“If God gets what He wants, why do we sin? He doesn’t want us to sin.”

One of our Sunday school teachers emailed me a question about the doctrine of irresistible grace. The teacher wrote:

I have a quick question for you. I teach 9th grade catechism. The curriculum is the Five Solas and the Canons of Dort.  We have just finished discussing “Irresistible Grace” and are beginning “Perseverance of the Saints.” We were talking about how God gets what He wants and how we cannot resist the effectual call of the Holy Spirit. One of the kids asked, “If God gets what He wants, why do we sin? He doesn’t want us to sin.”  I answered, “I’m not completely sure, but it’s with regard to our salvation that God gets what He wants….I told the kids I would talk to you, so that’s why I’m emailing you.

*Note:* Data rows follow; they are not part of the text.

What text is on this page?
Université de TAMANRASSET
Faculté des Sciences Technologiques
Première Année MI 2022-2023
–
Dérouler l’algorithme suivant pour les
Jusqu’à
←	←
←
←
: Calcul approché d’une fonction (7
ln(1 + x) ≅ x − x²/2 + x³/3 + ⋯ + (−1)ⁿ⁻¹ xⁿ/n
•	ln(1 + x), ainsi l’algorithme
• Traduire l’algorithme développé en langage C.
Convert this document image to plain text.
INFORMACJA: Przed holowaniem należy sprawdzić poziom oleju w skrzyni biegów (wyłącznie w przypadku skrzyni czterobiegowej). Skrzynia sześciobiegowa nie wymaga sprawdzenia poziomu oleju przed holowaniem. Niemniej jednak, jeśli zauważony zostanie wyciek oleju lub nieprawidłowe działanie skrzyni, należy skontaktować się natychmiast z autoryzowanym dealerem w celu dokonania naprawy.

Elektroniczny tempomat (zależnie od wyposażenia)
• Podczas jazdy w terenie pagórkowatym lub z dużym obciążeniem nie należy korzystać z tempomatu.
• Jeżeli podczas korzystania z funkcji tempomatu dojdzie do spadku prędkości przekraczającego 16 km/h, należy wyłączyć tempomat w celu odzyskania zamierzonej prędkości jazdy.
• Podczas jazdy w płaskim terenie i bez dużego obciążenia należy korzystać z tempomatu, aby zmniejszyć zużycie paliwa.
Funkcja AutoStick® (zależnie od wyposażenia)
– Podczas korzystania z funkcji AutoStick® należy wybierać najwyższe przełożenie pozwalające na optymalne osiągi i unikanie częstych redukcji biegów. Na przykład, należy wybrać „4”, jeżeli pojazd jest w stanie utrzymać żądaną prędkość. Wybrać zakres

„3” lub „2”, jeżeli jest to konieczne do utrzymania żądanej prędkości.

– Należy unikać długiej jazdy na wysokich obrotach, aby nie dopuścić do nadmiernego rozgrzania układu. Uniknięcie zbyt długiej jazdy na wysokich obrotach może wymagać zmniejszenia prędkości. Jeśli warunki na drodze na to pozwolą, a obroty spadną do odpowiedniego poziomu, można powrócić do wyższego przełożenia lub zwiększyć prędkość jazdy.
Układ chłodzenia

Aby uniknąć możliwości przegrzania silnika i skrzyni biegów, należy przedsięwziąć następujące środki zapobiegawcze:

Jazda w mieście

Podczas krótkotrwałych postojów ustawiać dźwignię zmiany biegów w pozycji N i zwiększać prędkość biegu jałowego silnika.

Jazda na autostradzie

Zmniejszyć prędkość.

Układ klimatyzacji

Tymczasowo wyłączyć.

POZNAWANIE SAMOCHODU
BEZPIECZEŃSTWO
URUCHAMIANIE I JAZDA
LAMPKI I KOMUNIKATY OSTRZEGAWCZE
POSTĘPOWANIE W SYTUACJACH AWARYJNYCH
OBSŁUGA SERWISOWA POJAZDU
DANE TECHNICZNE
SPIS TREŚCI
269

Here’s my brief answer to the question:

Children often ask simple and yet profound questions that we, adults, sometimes find difficult to answer in a way that they can easily understand. I think your reply was excellent. Indeed, the doctrine of irresistible grace means that if God has chosen you to be saved, you cannot resist His choosing-saving grace. When I teach this doctrine I explain the distinction between the decretive and preceptive will of God.

In God’s decretive (decree) will, God always gets what He wants. That is, whatever He has ordained to happen from eternity past will surely come to pass. It is in this context that we should understand the doctrine of irresistible grace. God will always get all that He has chosen to be saved before the foundation of the world (Eph. 1:4-6).

In God’s preceptive (precept) will, however, God does not always get what He wants. For instance, God in His precept (or Word) wants us to be holy (not to sin), but because of our indwelling sin, we sin against God (1 Pet. 1:15). In this sense, God does not always get what He wants. God wants us to obey His Law, but we willfully resist Him. Thankfully, someday we will be incapable of resisting His preceptive will, for we will be perfect in Christ. This glorious truth will happen either when we die or when Jesus comes again. If we die in Christ, then we will be with the Lord forever in perfection (Phil. 1:23; 2 Cor. 5:8). Likewise, when Jesus comes again, we who are alive will “meet the Lord in the air, and so we will always be with the Lord” (1 Thess. 4:17).